Die Luftfahrt stellt an Werkstoffe und Fertigungsverfahren von Flugzeugen der nächsten Generation hohe Ansprüche. Sie müssen leicht, stabil, ressourcenschonend und hochratenfähig sein. Ein Werkstoff von besonderem Interesse sind die faserverstärkten Hochtemperaturthermoplaste. Aktuelle Forschungsprojekte beschäftigen sich mit dem Konsolidierungsprozess von Thermoplasten im Autoklav. Im Fokus der Arbeiten stehen nachhaltige Hilfsstoffkonzepte: Die verwendeten Materialien sind in diesem Hochtemperaturbereich sehr teuer und nicht wiederverwendbar. Das Ziel der entwickelten Konzepte ist ein Beitrag zur effizienten, wettbewerbsfähigen und ressourcenschonenden Serienproduktion von thermoplastischen Großbauteilen.
Am Temperaturlimit
Thermoplastische Polymere zeichnen sich dadurch aus, dass bei Erwärmung ihre kristalline Struktur aufgebrochen wird. Bei einer Abkühlung bewegen sich die Molekülketten immer weniger und beginnen sich regelmäßig anzuordnen, was man als Kristallisation bezeichnet. Die Kristallisation hat Einfluss auf die optischen, mechanischen, thermischen und chemischen Eigenschaften des Polymers. Wird ein Bauteil aus thermoplastischem Polymer im Autoklav konsolidiert, wird bei Drücken von bis zu 11 bar und Temperaturen von bis zu 420°C der oben beschriebene Prozess durchfahren mit dem Ziel, die notwendigen Bauteileigenschaften einzustellen. Die Bauteile sind bei diesem Konsolidierungsprozess mit einem luftdichten Hilfsstoffaufbau abgedichtet. Das erzeugt einen Unterdruck, die Druckdifferenz zum Umgebungsdruck drückt auf das Bauteil und verdichtet es somit, was auch notwendig ist, um die gewünschte Bauteilqualität zu erreichen. Die hohen Temperaturen in Kombination mit einem Differenzdruck von bis zu 11 bar stellen große Anforderungen an die Hilfsstoffe. In Anbetracht des anvisierten Serieneinsatzes wird an einem Lösungsansatz für den Hilfsstoffaufbau bei der Fertigung von komplexen hochintegralen Thermoplaststrukturen gearbeitet.

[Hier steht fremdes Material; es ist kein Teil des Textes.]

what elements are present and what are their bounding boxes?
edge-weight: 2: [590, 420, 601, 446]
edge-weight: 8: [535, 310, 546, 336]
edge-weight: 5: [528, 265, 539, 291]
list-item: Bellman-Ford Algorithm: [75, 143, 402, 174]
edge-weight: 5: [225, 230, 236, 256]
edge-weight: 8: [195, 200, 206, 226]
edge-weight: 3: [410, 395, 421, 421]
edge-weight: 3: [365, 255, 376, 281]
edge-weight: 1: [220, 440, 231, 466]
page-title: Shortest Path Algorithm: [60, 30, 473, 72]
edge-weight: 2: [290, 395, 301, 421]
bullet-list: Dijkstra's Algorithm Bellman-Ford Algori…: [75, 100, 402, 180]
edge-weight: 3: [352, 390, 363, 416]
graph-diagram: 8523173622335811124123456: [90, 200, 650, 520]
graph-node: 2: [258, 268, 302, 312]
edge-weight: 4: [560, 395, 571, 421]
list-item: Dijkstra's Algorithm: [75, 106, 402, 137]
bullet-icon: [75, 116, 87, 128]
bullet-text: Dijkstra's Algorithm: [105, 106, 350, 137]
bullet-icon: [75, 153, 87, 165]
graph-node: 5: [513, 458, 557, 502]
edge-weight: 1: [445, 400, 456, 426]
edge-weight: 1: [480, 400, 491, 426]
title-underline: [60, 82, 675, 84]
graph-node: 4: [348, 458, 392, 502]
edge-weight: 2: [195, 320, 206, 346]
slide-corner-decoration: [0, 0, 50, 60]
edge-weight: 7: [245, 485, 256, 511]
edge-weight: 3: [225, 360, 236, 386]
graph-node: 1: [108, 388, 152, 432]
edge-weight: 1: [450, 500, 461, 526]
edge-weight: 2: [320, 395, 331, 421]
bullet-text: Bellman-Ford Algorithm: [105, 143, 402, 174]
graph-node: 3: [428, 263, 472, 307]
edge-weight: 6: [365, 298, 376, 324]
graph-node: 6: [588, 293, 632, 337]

Im Projekt InTGroH (Niedersachsen, Förderung durch die N-Bank) wurden Laminate mit unterschiedlichen Hilfsstoffaufbauten konsolidiert. Die untersuchten Porositäten und mechanischen Eigenschaften dieser Laminate dienen als Qualitätsindikatoren. Im EU-geförderten Projekt ICASUS liegt ein Schwerpunkt auf dem Probenprogramm für Zugscherfestigkeiten (engl. lap shear), wo u.a. die Längsnahtfügestellen eines thermoplastischen Rumpfes untersucht werden. Die im Zentrum für Leichtbauproduktionstechnologie (ZLP) Stade gefertigten Probekörper dienen weiterhin als Referenz für die Validierung des thermoplastischen Fügeprozesses von unterschiedlichen Schweißverfahren.
Autoklav im Fokus
Im Rahmen der oben genannten Projekte forscht das ZLP in Stade an Herausforderungen, die mit dem Einsatz von thermoplastischen Verbundwerkstoffen verbunden sind und greift dabei auf vorhandene Infrastrukturen wie den Forschungsautoklav zurück. Das Ergebnis sind Konzepte für den Konsolidierungsprozess samt nachhaltigem Hilfsaufbau. Hierbei werden nicht nur die Bauteilqualität und der Ressourcenverbrauch an Hilfsstoffen mit dem Heißpressprozess verglichen, sondern auch untersucht, wie der Aufheiz- und der Abkühlvorgang effizienter gestaltet werden können. In Zukunft sollen simulationsgestützte Applikationen, die reale Objekte in der digitalen Welt darstellen können, sogenannte digitale Anlagenzwillinge wie der virtuelle Autoklav, eingesetzt werden. Das Ziel hierbei ist, die ressourcenintensiven Vorversuche auf dem virtuellen Autoklaven zu prozessieren. Ein Vorgang, der heute beim Einsatz von duroplastischen Polymeren eingesetzt wird.